Ahora se sale a la calle de punta en blanco y se ondean banderas rojigualdas al paso de tanques, cetmes uniformados y alguna cabrita. Nada que objetar a quien lo encuentre sugerente —no es mi guerra ni creo en ellas—. No son pocos los que dejan aflorar su lado más patriota y se envuelven en mantos bicolor para presenciar el desfile. Y aplaudir. Aplaudir mucho. También los hay que, nacidos ya en paz la mayoría, sienten un poco ajeno el desaforado arsenal cañí. Esos otros de “mi patria es el pueblo” o del “res a celebrar”. O sencillamente aquellos que aprovechan el día para dormir un poco más, tomarse una tapa en el sur o un pincho en el norte, sacar a los críos al parque entre semana o llevar flores a la virgen. ¿Quién puede decir que todo eso no sea patria? ¿Qué suerte de poder sacrosanto que no tiene la gente le ha caído en gracia a la tela?

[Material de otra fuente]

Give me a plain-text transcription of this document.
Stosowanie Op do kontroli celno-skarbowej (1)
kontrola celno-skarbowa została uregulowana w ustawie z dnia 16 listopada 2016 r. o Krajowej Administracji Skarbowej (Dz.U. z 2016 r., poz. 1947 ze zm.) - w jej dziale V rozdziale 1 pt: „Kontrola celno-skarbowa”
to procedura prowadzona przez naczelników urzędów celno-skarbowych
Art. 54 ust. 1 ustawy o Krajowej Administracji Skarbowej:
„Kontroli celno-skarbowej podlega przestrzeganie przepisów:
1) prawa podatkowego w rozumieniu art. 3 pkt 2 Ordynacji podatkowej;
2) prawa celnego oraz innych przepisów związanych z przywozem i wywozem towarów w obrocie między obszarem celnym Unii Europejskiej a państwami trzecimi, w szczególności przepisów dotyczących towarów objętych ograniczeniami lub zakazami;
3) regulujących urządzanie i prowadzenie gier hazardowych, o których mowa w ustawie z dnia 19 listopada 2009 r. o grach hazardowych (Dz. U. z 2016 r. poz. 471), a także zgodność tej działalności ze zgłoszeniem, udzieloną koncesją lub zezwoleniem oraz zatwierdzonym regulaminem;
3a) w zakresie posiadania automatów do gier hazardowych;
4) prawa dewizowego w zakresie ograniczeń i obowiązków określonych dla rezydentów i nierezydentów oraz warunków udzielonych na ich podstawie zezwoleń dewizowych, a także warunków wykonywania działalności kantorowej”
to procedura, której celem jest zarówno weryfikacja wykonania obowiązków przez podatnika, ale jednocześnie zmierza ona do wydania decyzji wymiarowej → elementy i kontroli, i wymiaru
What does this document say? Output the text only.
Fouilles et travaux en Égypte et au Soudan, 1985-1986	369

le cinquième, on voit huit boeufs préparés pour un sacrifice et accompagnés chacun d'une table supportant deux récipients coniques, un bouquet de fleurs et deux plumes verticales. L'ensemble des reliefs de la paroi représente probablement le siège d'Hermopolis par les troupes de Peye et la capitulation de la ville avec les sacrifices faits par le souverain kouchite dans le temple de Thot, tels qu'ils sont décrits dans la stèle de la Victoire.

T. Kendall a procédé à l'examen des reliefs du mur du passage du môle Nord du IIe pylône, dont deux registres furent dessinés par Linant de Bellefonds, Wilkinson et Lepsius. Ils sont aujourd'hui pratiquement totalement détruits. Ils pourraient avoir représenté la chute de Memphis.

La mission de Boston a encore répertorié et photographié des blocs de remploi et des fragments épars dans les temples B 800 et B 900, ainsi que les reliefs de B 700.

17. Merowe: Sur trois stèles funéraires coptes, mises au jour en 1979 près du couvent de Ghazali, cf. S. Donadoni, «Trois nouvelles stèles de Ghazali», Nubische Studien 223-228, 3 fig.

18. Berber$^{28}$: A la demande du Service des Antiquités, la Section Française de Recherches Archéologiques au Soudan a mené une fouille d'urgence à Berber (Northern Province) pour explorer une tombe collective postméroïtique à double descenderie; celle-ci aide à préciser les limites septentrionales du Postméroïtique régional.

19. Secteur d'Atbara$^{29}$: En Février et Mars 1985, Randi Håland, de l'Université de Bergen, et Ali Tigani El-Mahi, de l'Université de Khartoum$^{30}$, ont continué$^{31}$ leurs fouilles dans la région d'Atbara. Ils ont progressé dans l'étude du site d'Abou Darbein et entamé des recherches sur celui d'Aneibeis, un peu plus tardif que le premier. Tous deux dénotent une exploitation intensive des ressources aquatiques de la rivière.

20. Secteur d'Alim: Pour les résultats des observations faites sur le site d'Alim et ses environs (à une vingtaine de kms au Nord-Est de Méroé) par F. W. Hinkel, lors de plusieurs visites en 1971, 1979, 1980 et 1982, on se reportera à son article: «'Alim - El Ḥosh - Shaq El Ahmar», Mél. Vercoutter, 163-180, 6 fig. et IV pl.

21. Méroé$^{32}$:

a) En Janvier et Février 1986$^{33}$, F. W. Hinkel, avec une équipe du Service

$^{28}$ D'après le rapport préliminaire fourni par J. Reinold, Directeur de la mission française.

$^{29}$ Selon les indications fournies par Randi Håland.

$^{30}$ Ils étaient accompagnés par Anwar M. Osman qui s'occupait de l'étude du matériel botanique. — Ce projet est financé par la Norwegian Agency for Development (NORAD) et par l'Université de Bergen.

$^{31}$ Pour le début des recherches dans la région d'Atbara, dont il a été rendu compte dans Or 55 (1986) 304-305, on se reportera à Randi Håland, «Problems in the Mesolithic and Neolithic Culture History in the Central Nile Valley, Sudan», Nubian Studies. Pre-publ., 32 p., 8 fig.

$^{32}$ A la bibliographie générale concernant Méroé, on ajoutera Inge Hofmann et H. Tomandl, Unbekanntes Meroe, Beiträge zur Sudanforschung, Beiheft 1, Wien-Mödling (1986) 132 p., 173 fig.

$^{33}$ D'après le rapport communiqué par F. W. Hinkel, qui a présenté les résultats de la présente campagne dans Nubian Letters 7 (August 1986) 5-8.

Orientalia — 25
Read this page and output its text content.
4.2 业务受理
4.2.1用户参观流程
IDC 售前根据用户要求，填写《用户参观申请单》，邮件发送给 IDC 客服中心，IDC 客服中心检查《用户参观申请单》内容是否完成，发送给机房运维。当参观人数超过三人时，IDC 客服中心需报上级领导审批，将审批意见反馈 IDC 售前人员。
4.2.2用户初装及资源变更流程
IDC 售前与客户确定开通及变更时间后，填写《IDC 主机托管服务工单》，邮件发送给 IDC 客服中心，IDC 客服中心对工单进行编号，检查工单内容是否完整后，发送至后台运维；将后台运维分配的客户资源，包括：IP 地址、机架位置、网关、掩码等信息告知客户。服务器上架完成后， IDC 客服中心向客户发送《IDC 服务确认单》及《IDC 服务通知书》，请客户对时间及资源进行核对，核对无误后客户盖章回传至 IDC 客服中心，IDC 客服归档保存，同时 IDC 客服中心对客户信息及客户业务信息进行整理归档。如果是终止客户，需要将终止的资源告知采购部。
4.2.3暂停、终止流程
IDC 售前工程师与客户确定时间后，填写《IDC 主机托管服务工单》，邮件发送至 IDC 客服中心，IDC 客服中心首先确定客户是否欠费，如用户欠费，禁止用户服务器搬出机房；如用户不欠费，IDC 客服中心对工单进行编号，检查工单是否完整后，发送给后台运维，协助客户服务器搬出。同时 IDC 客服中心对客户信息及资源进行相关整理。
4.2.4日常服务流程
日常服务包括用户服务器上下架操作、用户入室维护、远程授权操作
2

Mientras los fanfarrones tiraban las bombas con las que las gaditanas se atusaban el rizo, en aquella tierra redescubierta —la del abrazo de sangre— tenían lugar también importantes cantos a la patria. El cura insurgente José María Morelos pronunció en 1813 sus ya míticos “Sentimientos de la Nación”, que le servían para declarar la independencia de América de España, de cualquier otra nación, gobierno o monarquía. ¿Acaso no era aquello patria aunque negara el poder de la nuestra? ¿O lo era más precisamente por ese motivo, por engrandecer la suya?

Dice una letra de gran belleza que no se tiene más bandera que los ojos de un hijo. Esto nos convierte a los que carecemos de prole en una especie de apátridas sin perdón. No obstante, si abrimos un poco el sentido de la cita, hallaremos la nación en la sonrisa de un buen amigo, en el idioma con el que pensamos, en la fiesta que nos emociona, en el acento que nos hace sentir en casa, en las esquinas que nos devuelven el primer beso, en los rincones que nos regalaron abrazos furtivos, en el hambre que pasó el abuelo. Quizás también en el desfile, en la cabra y en el fusil. Habría que preguntarle al músico. Para gustos, dos colores. Dos colores y un día. El día del arsenal cañí.